Coast Guard Capt. Mont Smith, the operations officer at Air Station Elizabeth City, had piloted a second Pelican helicopter through turbulent headwinds for over an hour in order to reach the site.
He and his crew scanned the debris field below for signs of life. The people they saw were motionless, and it was difficult to determine whether they were simply too hypothermic to move, or deceased.
Dewey, Kelly and Cusick were the only men pulled from the ocean alive that morning. Their 31 shipmates had either succumbed to hypothermia or drowned.
All told, Coast Guard, Navy, and merchant vessel crews recovered 24 bodies from the scene of the capsizing. Seven were never found. It is likely the ship’s engineers were trapped belowdecks when the vessel capsized.
The investigation revealed that although the Marine Electric had been recently inspected several times by both ABS and the USCG, marine inspectors had failed to note several discrepancies or recommend needed repairs. Investigators concluded that the casualty had most likely been caused by inadequate cargo hatches and deck plating, which allowed the crashing waves to flood the vessel’s forward spaces.
Coast Guard Capt. Domenic Calicchio felt the USCG needed to revamp its marine safety procedures and demand more of maritime companies, but more importantly, ‘that the Coast Guard needed to demand more of itself‘.
His push for reform resulted in several additions to the Coast Guard’s marine safety protocol, including guidance on hatch cover inspections, and new requirements for enclosed lifeboats and their launching systems, for ships’ owners to provide crews with cold water survival suits, and for flooding alarms to be installed in unmanned spaces on vessels.

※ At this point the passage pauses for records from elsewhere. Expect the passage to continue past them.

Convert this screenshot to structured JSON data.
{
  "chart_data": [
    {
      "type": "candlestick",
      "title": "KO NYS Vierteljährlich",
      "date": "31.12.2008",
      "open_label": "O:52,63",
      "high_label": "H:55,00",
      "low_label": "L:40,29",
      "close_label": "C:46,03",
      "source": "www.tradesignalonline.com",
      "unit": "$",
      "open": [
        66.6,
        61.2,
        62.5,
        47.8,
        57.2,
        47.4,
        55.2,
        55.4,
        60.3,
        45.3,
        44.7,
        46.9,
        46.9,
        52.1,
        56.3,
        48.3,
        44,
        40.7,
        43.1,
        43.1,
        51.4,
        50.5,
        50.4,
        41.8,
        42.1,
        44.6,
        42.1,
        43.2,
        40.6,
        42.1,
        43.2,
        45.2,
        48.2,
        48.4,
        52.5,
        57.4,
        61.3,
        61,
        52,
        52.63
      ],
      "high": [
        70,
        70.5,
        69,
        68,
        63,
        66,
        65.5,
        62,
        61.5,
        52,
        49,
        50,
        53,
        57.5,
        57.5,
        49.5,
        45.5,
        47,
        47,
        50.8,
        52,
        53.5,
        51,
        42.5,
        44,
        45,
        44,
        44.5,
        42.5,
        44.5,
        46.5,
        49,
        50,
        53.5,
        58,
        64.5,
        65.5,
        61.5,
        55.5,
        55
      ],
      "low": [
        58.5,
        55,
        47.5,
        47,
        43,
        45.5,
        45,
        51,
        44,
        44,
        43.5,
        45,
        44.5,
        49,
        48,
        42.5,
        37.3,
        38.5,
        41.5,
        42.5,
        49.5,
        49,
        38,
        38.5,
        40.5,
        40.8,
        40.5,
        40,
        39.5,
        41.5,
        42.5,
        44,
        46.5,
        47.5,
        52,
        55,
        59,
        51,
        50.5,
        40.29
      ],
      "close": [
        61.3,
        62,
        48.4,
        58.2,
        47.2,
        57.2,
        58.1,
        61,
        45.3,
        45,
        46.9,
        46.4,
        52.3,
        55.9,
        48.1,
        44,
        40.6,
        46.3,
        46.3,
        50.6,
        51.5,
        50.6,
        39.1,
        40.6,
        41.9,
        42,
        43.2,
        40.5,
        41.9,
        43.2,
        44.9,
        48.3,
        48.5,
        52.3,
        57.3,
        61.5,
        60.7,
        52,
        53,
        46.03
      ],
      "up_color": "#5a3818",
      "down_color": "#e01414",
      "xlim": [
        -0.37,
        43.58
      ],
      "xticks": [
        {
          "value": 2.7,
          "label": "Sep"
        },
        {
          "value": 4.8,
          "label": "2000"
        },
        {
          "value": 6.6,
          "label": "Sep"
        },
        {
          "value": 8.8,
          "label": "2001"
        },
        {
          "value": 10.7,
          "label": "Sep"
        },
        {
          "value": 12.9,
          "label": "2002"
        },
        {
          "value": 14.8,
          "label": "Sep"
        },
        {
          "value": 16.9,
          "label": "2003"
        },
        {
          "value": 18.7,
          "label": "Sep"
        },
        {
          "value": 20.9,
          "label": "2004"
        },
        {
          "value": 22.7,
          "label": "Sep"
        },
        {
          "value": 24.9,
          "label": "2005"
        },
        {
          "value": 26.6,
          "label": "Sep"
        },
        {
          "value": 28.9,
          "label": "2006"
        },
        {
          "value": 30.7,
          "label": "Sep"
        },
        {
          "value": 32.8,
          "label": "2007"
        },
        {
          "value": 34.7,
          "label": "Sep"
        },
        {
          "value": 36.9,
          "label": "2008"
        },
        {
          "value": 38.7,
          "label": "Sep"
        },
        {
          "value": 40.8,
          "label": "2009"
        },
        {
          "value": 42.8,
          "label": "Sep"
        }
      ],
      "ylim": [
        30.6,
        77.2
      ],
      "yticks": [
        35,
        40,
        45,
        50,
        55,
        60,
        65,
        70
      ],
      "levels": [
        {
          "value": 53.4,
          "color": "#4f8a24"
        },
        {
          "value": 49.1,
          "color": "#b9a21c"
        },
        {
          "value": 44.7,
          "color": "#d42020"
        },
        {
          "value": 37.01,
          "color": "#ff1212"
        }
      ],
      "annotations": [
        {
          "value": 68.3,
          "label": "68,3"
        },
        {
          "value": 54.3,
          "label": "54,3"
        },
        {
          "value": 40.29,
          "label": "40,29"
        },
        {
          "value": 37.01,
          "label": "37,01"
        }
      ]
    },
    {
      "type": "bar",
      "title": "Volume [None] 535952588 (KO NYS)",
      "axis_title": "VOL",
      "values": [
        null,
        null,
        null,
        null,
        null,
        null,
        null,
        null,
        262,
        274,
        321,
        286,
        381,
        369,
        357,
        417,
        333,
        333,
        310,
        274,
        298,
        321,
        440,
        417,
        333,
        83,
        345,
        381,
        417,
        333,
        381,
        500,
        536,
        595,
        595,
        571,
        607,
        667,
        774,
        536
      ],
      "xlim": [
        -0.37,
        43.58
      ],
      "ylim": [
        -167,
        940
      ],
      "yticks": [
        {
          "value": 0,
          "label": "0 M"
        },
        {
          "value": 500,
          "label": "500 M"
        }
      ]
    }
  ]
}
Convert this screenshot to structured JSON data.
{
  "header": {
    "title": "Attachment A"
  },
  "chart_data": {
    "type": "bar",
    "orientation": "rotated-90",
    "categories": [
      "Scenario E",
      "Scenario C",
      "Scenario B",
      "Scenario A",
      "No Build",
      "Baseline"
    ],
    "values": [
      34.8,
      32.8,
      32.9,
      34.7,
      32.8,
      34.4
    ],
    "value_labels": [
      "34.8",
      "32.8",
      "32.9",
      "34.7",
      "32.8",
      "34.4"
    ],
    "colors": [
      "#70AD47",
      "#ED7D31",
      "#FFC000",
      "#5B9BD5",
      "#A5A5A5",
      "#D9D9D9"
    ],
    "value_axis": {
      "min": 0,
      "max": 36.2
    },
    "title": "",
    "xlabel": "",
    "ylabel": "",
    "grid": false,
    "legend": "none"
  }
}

The Coast Guard also tightened its inspections of 20-year or older ships, which led to the near-immediate scrapping of 70 similar WWII-era vessels.
Meanwhile, by 2025, it is estimated that the demand for waterborne commerce worldwide will more than double. The Coast Guard has published its Maritime Commerce Strategic Outlook in preparation for the increasing demand.
The Marine Electric shipwreck also served as the genesis of another crucial development: the Coast Guard rescue swimmer program, which was established in 1984. The program’s physical fitness standards, training and organizational structure were developed over a five-year implementation period, and in March of 1985, Air Station Elizabeth City became the first unit to receive rescue swimmers. The first life was saved two months later.